Defining fertilization as the key point for banning abortion, she said, means that in vitro fertilization, emergency contraception and some forms of birth control all could be affected.
Constance said such a law would make it difficult for the clinic to recruit new physicians and embryologists. Candidates won’t want to risk losing their livelihoods or facing prosecution.
Delaney noted that more large companies are covering fertility treatments. Hindering access to them could affect their recruitment. And if such treatments no longer were available, patients would face the added cost in both time and money of traveling to other states to get them. Delaney said she already has patients who drive from western Nebraska for the treatments.
Constance said the specialists’ first goal is to educate Nebraskans about the impact such bills could have. The roughly one in eight couples who experience infertility already are aware. But even those who don’t face such challenges know someone who does.
The second aim, she said, is to encourage legislators not to support bans — because one appears likely — that don’t have clear and specific language that excludes in vitro fertilization.
“Day in and day out, 100% of our time and energy and passion is funneled into helping people have highly desired pregnancies,” Constance said. “There’s truly no more pro-family aspect of health care than what we do.”

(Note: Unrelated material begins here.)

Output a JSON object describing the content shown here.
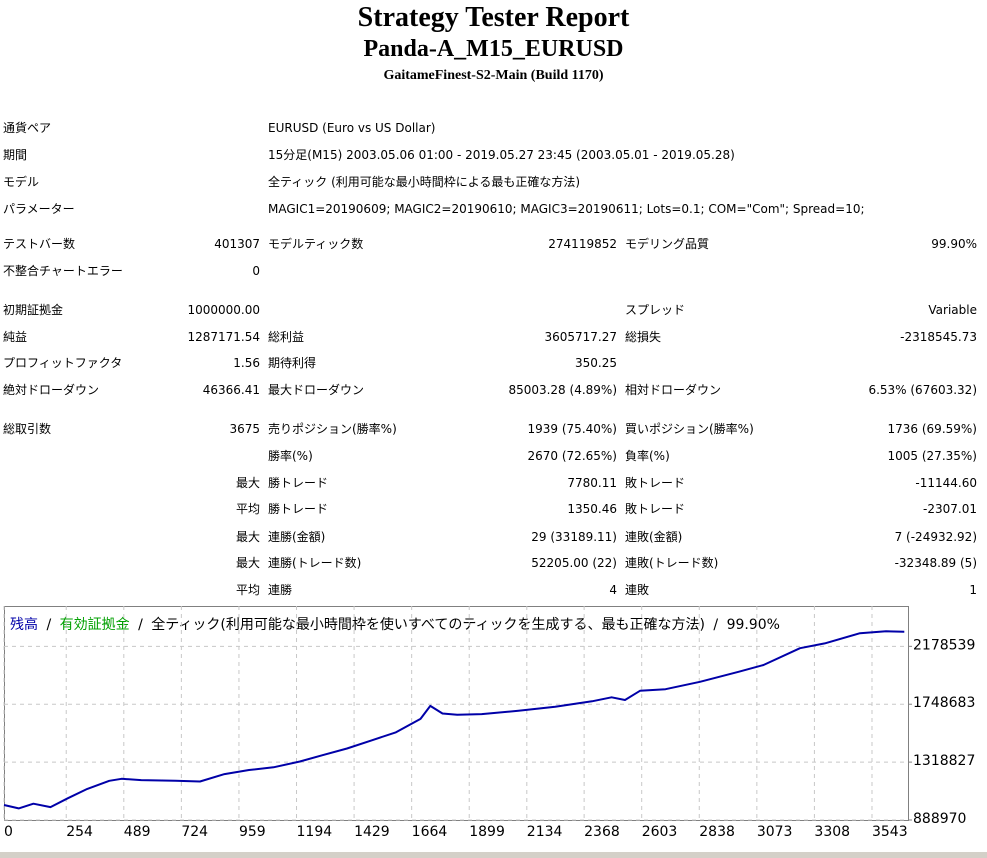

Martin, the Omaha mom, and her husband, Joel, turned to in vitro fertilization after all other methods failed to produce a child. Two attempts at intrauterine insemination resulted in ectopic pregnancies. One ended with a medication abortion, the other with the removal of one of her fallopian tubes.
After that point, she said, she was told that to have children, in vitro fertilization was the route the couple would have to take.

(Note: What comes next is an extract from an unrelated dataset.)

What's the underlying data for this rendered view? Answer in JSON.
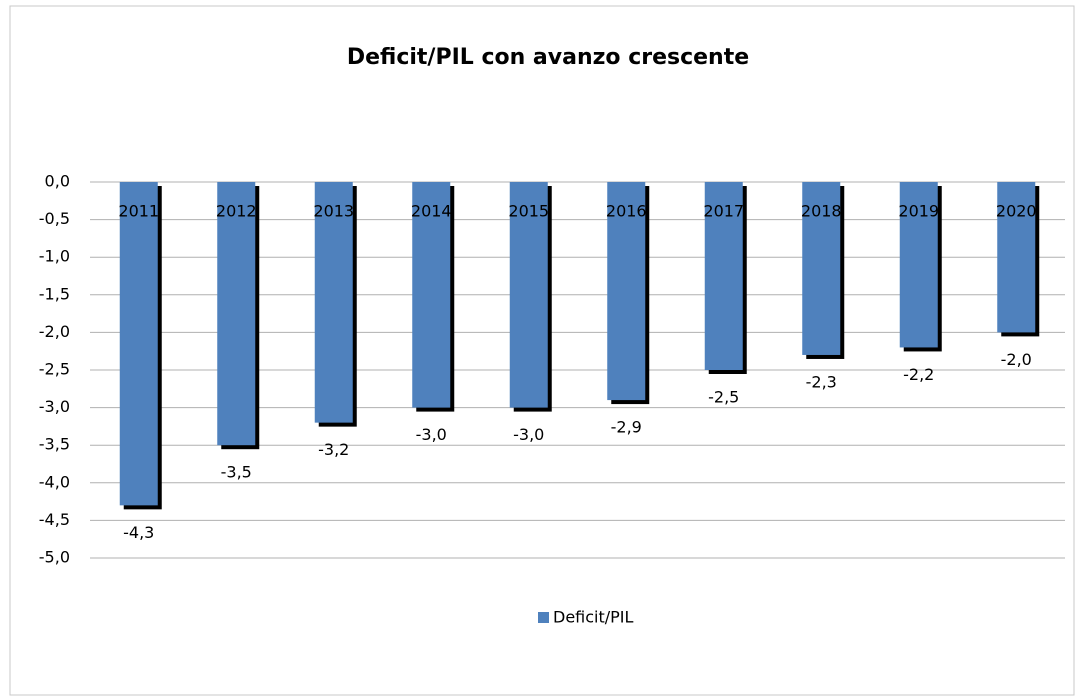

Now the Martins are busy with three young children. Martin said she recognizes that Nebraska is a conservative state. She said she doesn’t have to have opinions on every part of the Roe v. Wade debate. But she does on this one.
“This issue is not so black and white,” she said. “There’s no right-wrong way to build a family. When people think of Roe v. Wade, they think of unwanted pregnancies. It has so many more fingers and tentacles that need to be researched and addressed.”